Dependence upon high-energy phosphates of the effects of inorganic phosphate on contractile properties in chemically skinned rat cardiac fibres

Abstract

The effects of inorganic phosphate (P_i) on mechanical properties of Triton X100 treated ventricular fibres have been studied in different substrate conditions. In the presence of both MgATP and phosphacreatine, increasing concentrations of P_i progressively decreased maximal active force, up to 50–60% at 20 mM P_i. The reduction in stiffness was slightly less. These effects appeared nearly independent of the diameter of the preparations. 20 mM P_i decreased Ca sensitivity of the myofilaments and increased the Hill coefficient of the tension/pCa relationship; furthermore, the time constant of tension recovery was decreased from 12.9 to 8.9 ms suggesting that the cycling rate of cross-bridges was increased in the presence of P_i.
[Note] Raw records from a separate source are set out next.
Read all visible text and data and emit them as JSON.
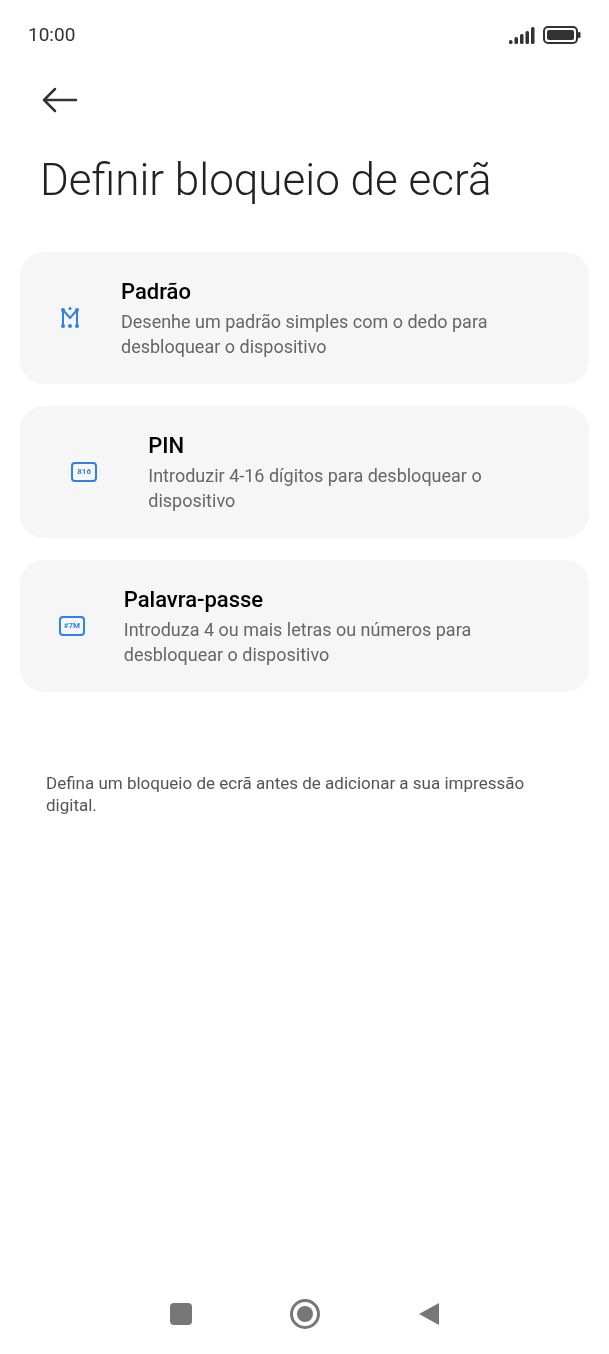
{
  "status_bar": {
    "time": "10:00"
  },
  "title": "Definir bloqueio de ecrã",
  "options": [
    {
      "kind": "pattern",
      "title": "Padrão",
      "description": "Desenhe um padrão simples com o dedo para desbloquear o dispositivo"
    },
    {
      "kind": "pin",
      "icon_text": "816",
      "title": "PIN",
      "description": "Introduzir 4-16 dígitos para desbloquear o dispositivo"
    },
    {
      "kind": "password",
      "icon_text": "#7M",
      "title": "Palavra-passe",
      "description": "Introduza 4 ou mais letras ou números para desbloquear o dispositivo"
    }
  ],
  "footer_note": "Defina um bloqueio de ecrã antes de adicionar a sua impressão digital."
}
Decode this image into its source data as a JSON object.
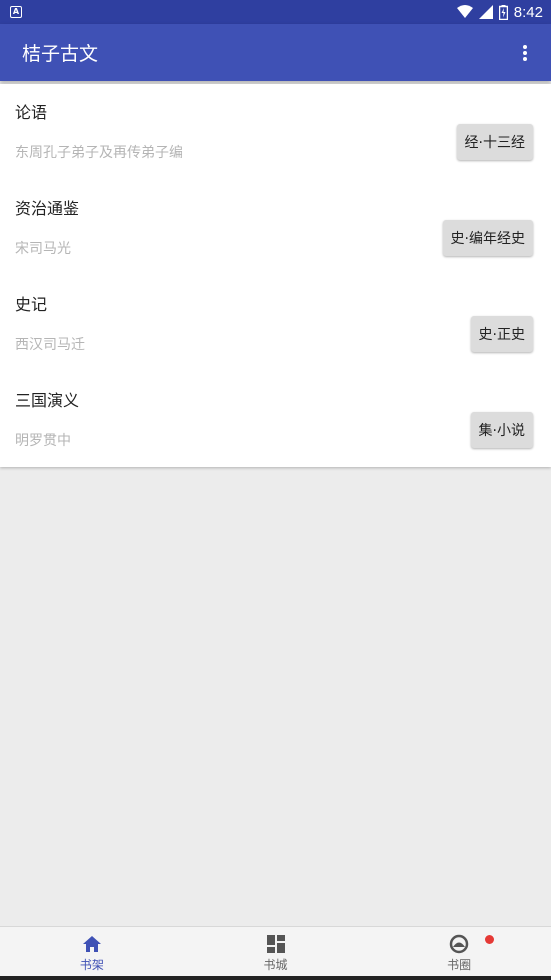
{
  "status_bar": {
    "left_icon": "A",
    "time": "8:42"
  },
  "app_bar": {
    "title": "桔子古文",
    "menu_icon": "more-vert-icon"
  },
  "books": [
    {
      "title": "论语",
      "author": "东周孔子弟子及再传弟子编",
      "category": "经·十三经"
    },
    {
      "title": "资治通鉴",
      "author": "宋司马光",
      "category": "史·编年经史"
    },
    {
      "title": "史记",
      "author": "西汉司马迁",
      "category": "史·正史"
    },
    {
      "title": "三国演义",
      "author": "明罗贯中",
      "category": "集·小说"
    }
  ],
  "bottom_nav": {
    "items": [
      {
        "label": "书架",
        "icon": "home-icon",
        "active": true
      },
      {
        "label": "书城",
        "icon": "dashboard-icon",
        "active": false
      },
      {
        "label": "书圈",
        "icon": "circle-icon",
        "active": false,
        "badge": true
      }
    ]
  },
  "colors": {
    "primary": "#3f51b5",
    "status_bar": "#2f3fa0",
    "badge": "#e53935",
    "background": "#ececec"
  }
}
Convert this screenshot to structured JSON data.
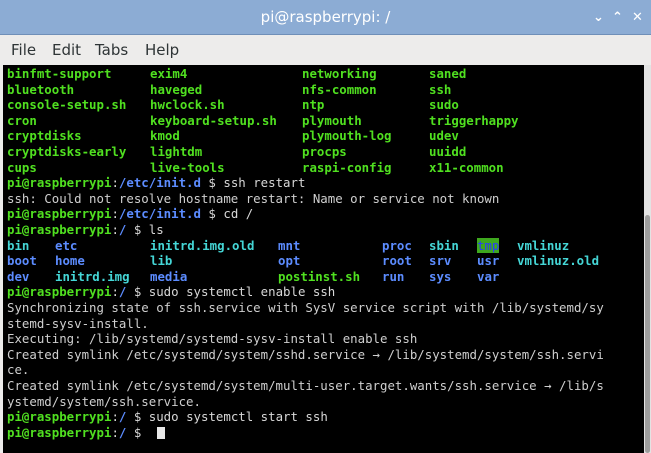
{
  "window": {
    "title": "pi@raspberrypi: /",
    "buttons": {
      "minimize": "⌄",
      "maximize": "⌃",
      "close": "✕"
    }
  },
  "menubar": {
    "items": [
      "File",
      "Edit",
      "Tabs",
      "Help"
    ]
  },
  "colors": {
    "titlebar": "#8cacd4",
    "terminal_bg": "#000000",
    "prompt_green": "#50e020",
    "dir_blue": "#5c8cff",
    "link_cyan": "#45d6d6"
  },
  "terminal": {
    "prompt_user": "pi@raspberrypi",
    "initd_listing": [
      [
        "binfmt-support",
        "exim4",
        "networking",
        "saned"
      ],
      [
        "bluetooth",
        "haveged",
        "nfs-common",
        "ssh"
      ],
      [
        "console-setup.sh",
        "hwclock.sh",
        "ntp",
        "sudo"
      ],
      [
        "cron",
        "keyboard-setup.sh",
        "plymouth",
        "triggerhappy"
      ],
      [
        "cryptdisks",
        "kmod",
        "plymouth-log",
        "udev"
      ],
      [
        "cryptdisks-early",
        "lightdm",
        "procps",
        "uuidd"
      ],
      [
        "cups",
        "live-tools",
        "raspi-config",
        "x11-common"
      ]
    ],
    "cmd1": {
      "path": "/etc/init.d",
      "command": "ssh restart"
    },
    "cmd1_output": "ssh: Could not resolve hostname restart: Name or service not known",
    "cmd2": {
      "path": "/etc/init.d",
      "command": "cd /"
    },
    "cmd3": {
      "path": "/",
      "command": "ls"
    },
    "ls_listing": [
      [
        "bin",
        "etc",
        "initrd.img.old",
        "mnt",
        "proc",
        "sbin",
        "tmp",
        "vmlinuz"
      ],
      [
        "boot",
        "home",
        "lib",
        "opt",
        "root",
        "srv",
        "usr",
        "vmlinuz.old"
      ],
      [
        "dev",
        "initrd.img",
        "media",
        "postinst.sh",
        "run",
        "sys",
        "var",
        ""
      ]
    ],
    "cmd4": {
      "path": "/",
      "command": "sudo systemctl enable ssh"
    },
    "cmd4_output": [
      "Synchronizing state of ssh.service with SysV service script with /lib/systemd/sy",
      "stemd-sysv-install.",
      "Executing: /lib/systemd/systemd-sysv-install enable ssh",
      "Created symlink /etc/systemd/system/sshd.service → /lib/systemd/system/ssh.servi",
      "ce.",
      "Created symlink /etc/systemd/system/multi-user.target.wants/ssh.service → /lib/s",
      "ystemd/system/ssh.service."
    ],
    "cmd5": {
      "path": "/",
      "command": "sudo systemctl start ssh"
    },
    "cmd6": {
      "path": "/",
      "command": ""
    }
  }
}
When MgATP was regenerated by the myofilament bound creatine kinase in the presence of phosphocreatine, P_i was less efficient in decreasing the maximal tension and it weakened the relaxing effect of MgATP upon rigor tension. These effects are related to the inhibition of creatine kinase by P_i. The effects of P_i on maximal force and kinetics of contraction were antagonized by the effects of a decrease in phosphocreatine. The results are discussed in terms of the antagonistic role of P_i increase and phosphocreatine decrease upon contractile properties of myofilaments during hypoxia in heart muscle.